Links We Like: November 21, 2012

Links We Like: November 21, 2012

Outward Bound has been hosting adventure-based wilderness courses for 50 years and welcomes students from all over the world. The program has grown to incorporate Outward Bound schools in 30 different countries and participants include adolescents, adults, professionals, scouts and families. It’s hard to believe that for several years after its inception, Outward Bound courses were closed to female participants. That’s why we salute Jean Sanford Replinger who pioneered the OB experience for women. Replinger says that she realized that “in our lifetime, as women, we would have a lot of emotional challenges and the Outward Bound experience would instill confidence.”

 

This inspiring article proves that, with tenacity and enthusiasm, anyone is capable of accomplishing their goals.

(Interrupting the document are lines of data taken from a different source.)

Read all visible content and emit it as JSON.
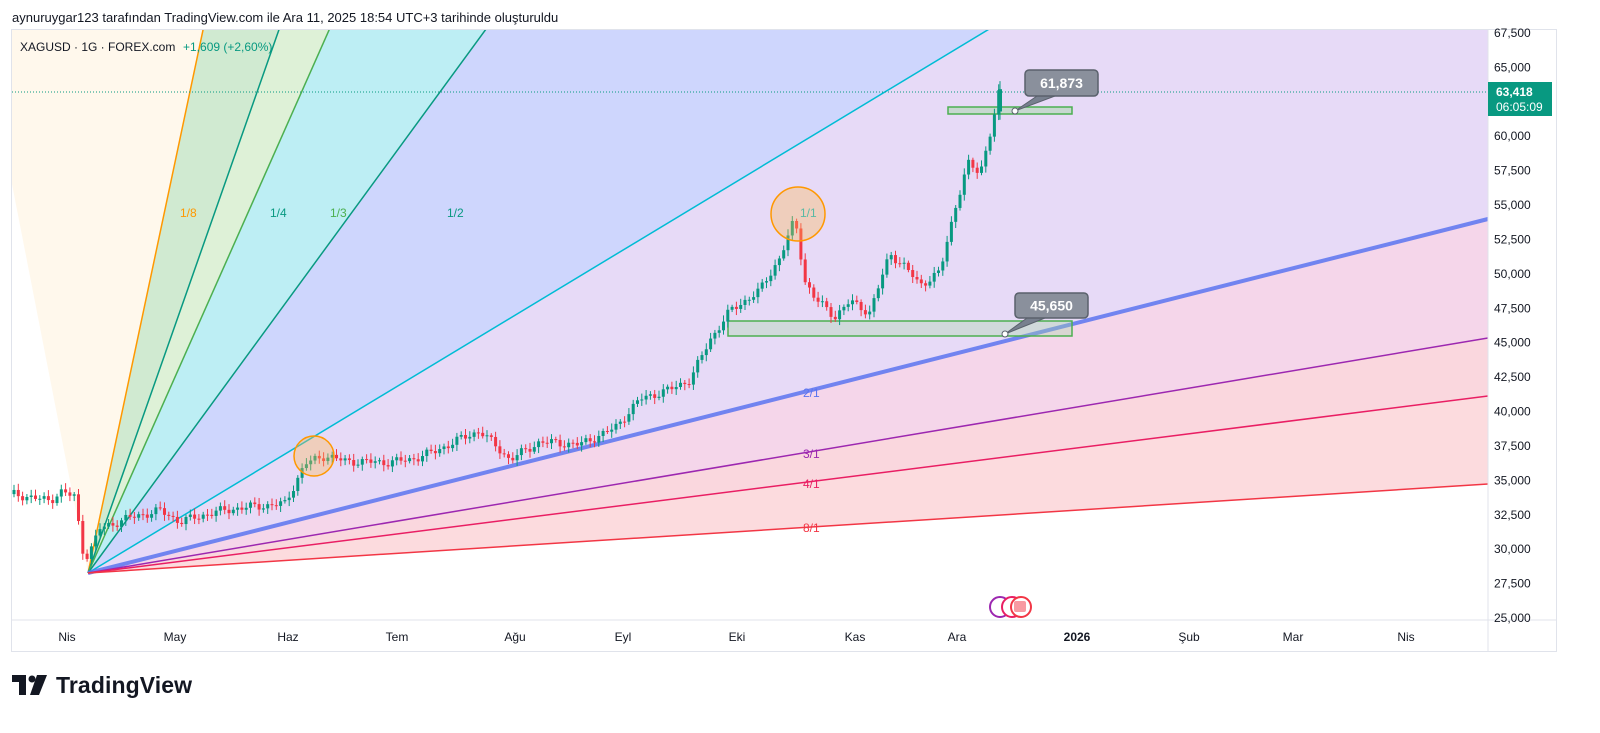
{
  "header": {
    "attribution": "aynuruygar123 tarafından TradingView.com ile Ara 11, 2025 18:54 UTC+3 tarihinde oluşturuldu"
  },
  "symbol": {
    "name": "XAGUSD · 1G · FOREX.com",
    "change": "+1,609 (+2,60%)",
    "change_color": "#089981"
  },
  "price_axis": {
    "ticks": [
      "67,500",
      "65,000",
      "60,000",
      "57,500",
      "55,000",
      "52,500",
      "50,000",
      "47,500",
      "45,000",
      "42,500",
      "40,000",
      "37,500",
      "35,000",
      "32,500",
      "30,000",
      "27,500",
      "25,000"
    ],
    "current_price": "63,418",
    "countdown": "06:05:09",
    "current_color": "#089981"
  },
  "time_axis": {
    "labels": [
      "Nis",
      "May",
      "Haz",
      "Tem",
      "Ağu",
      "Eyl",
      "Eki",
      "Kas",
      "Ara",
      "2026",
      "Şub",
      "Mar",
      "Nis"
    ]
  },
  "annotations": {
    "upper_callout": "61,873",
    "lower_callout": "45,650"
  },
  "fan_labels": {
    "f1_8": "1/8",
    "f1_4": "1/4",
    "f1_3": "1/3",
    "f1_2": "1/2",
    "f1_1": "1/1",
    "f2_1": "2/1",
    "f3_1": "3/1",
    "f4_1": "4/1",
    "f8_1": "8/1"
  },
  "colors": {
    "up": "#089981",
    "down": "#f23645",
    "fan_1_8": "#ff9800",
    "fan_1_4": "#089981",
    "fan_1_3": "#4caf50",
    "fan_1_2": "#089981",
    "fan_1_1": "#00bcd4",
    "fan_2_1": "#5b74f0",
    "fan_3_1": "#9c27b0",
    "fan_4_1": "#e91e63",
    "fan_8_1": "#f23645"
  },
  "brand": {
    "name": "TradingView"
  },
  "chart_data": {
    "type": "candlestick",
    "ylim": [
      25000,
      67500
    ],
    "x_labels": [
      "Nis",
      "May",
      "Haz",
      "Tem",
      "Ağu",
      "Eyl",
      "Eki",
      "Kas",
      "Ara",
      "2026",
      "Şub",
      "Mar",
      "Nis"
    ],
    "approx_close_path": [
      {
        "date": "Mar",
        "close": 34000
      },
      {
        "date": "Nis",
        "close": 30000
      },
      {
        "date": "May",
        "close": 32500
      },
      {
        "date": "Haz",
        "close": 36500
      },
      {
        "date": "Tem",
        "close": 36000
      },
      {
        "date": "Ağu",
        "close": 37500
      },
      {
        "date": "Eyl",
        "close": 40500
      },
      {
        "date": "Eki",
        "close": 47000
      },
      {
        "date": "Eki",
        "close": 54000
      },
      {
        "date": "Kas",
        "close": 48000
      },
      {
        "date": "Ara",
        "close": 58000
      },
      {
        "date": "Ara",
        "close": 63418
      }
    ],
    "last_price": 63418,
    "levels": [
      61873,
      45650
    ]
  }
}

Just ask Sue Austin who recently began scuba diving despite having a disability which necessitates the use of a wheelchair. She performed the dive with the help a new technology called Pegasus Thruster, which aids in a diver’s mobility while underwater. Austin talks of her disability saying, “There is a dichotomy in understanding: Many people understand this word to mean broken, deficient or limited in some way. But for those ‘in the know’ ‘disability’ celebrates the strengths and power that is built up in and through ‘difference’”. Agreed!

 

Just as mangroves can be found in many regions of the world with a lot of coastline, these trees are also abundant in Costa Rica. Mangroves are important for a number of reasons, not the least of which being their ability to sustain an entire ecosystem. That’s right! By virtue of being neither completely on land nor entirely submerged in the ocean, mangroves have become home to marine life and provide food to animals living on land. It’s recently come to our attention that mangroves are being sacrificed in favor of the creation of shrimp farms. Shrimp farms, which are man-made  are constructed in the same areas mangroves would typically occupy.